- Logo
- Created by: Ellen Levy
- Developed by: Ellen Levy Haim Saban
- Directed by: Jerome Shaw
- Presented by: Laurie Faso
- Announcer: Dean Goss
- Theme music composer: Shuki Levy
- Country of origin: United States
- No. of episodes: 26

Production
- Executive producers: Haim Saban Andy Heyward
- Producer: David M. Greenfield
- Running time: 22–24 minutes
- Production companies: DIC Enterprises Saban Productions

Original release
- Network: NBC
- Release: September 12, 1987 – March 5, 1988

= I'm Telling! =

I'm Telling! is an American television game show, which ran from September 12, 1987 to March 5, 1988 on NBC Saturday mornings and was hosted by Laurie Faso with Dean Goss announcing.

The show is essentially a children's version of The Newlywed Game with young siblings playing instead of married couples. The show was produced by Saban Productions and DIC Enterprises.

==Gameplay==
===Main game===
Three teams competed, each often consisting of a brother and sister. The front game was played in two rounds.

In Round 1, the brothers were "teleported" to the "Isolation Zone" using special effects and a video edit (i.e., taken offstage to a soundproof room). One of three pun-styled categories was chosen at random by hitting a plunger, and Faso read a question loosely based on the chosen category. Three questions were played, with each sister choosing one category, and all three sisters responded to every question.

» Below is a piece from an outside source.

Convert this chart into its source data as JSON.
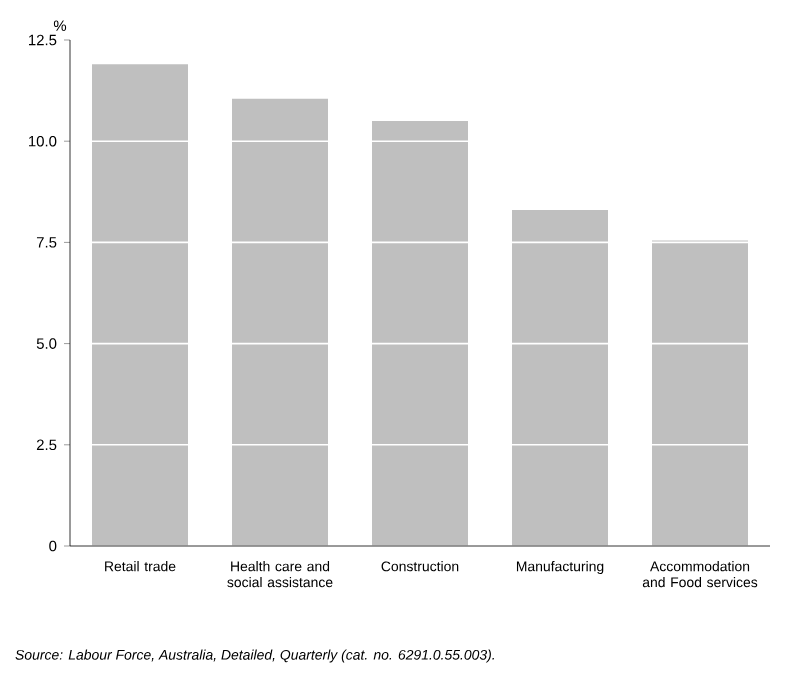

After the sisters' answers were recorded, the brothers were brought back onstage and asked the same three questions. If a brother's response matched his sister's, the team scored points (25 for the first question, 50 for the second, and 75 for the third). If the responses disagreed, no points were awarded. Round 2 was played in the same manner, but with the sisters taken offstage and the brothers providing initial answers. Question values were increased to 50, 75, and 150 points.

The game continued until both rounds were completed or one team had built up an insurmountable lead. The highest-scoring team received a $1,000 savings bond and advanced to the "Pick-A-Prize Arcade" for a chance to win bonus prizes. The other teams each received consolation prizes, including a copy of the I'm Telling! home game.

If two or all three teams were tied for first place after the second round, a tie-breaker question was asked to determine the winner. Before the show, the producers filled a large container with many of the same object and each team wrote down their guess at the number of objects. Whichever team came the closest to the actual number without going over advanced to the Pick-a-Prize Arcade.

===Pick-a-Prize Arcade===
At the end of the game, the set was rotated 180 degrees to reveal the Pick-a-Prize Arcade. Twenty prizes were displayed, 10 designated for each sibling; the brother's prizes sat on yellow platforms while the sister's sat on pink ones, and a strobe light and pushbutton were placed next to each prize. Prior to the show, each sibling chose the six prizes that he/she thought the other would most like to have.

The home audience was shown one sibling's choices, after which the other one selected six prizes by pushing their buttons. Every time the siblings' choices matched, a siren sounded and the light next to that prize flashed. After both siblings had taken a turn, the team won all prizes they had matched; if they made at least 10 matches between them, they won everything.

==Broadcast history==
The last first-run episode aired on March 5, 1988, and repeats aired until August 27. Reruns were seen on The Family Channel from September 9, 1989 to September 8, 1990; August 29, 1994 to September 30, 1995; and October 30, 1995 to March 29, 1996.

==Special episodes==
While most shows featured brother/sister teams, special episodes were also aired in order to accommodate siblings of the same gender, known as "Brothers' Day" or "Sisters' Day," in which the teams would be all male or all female respectively. Youthful stars of NBC's prime-time series also played with their real-life siblings on two episodes, known as "Celebrity Day". Each team played on behalf of a chosen charity, and the show donated $500 plus the value of all prizes won in the bonus round to the one represented by the winning team.

==Merchandise==
A board game was released by Pressman in 1987.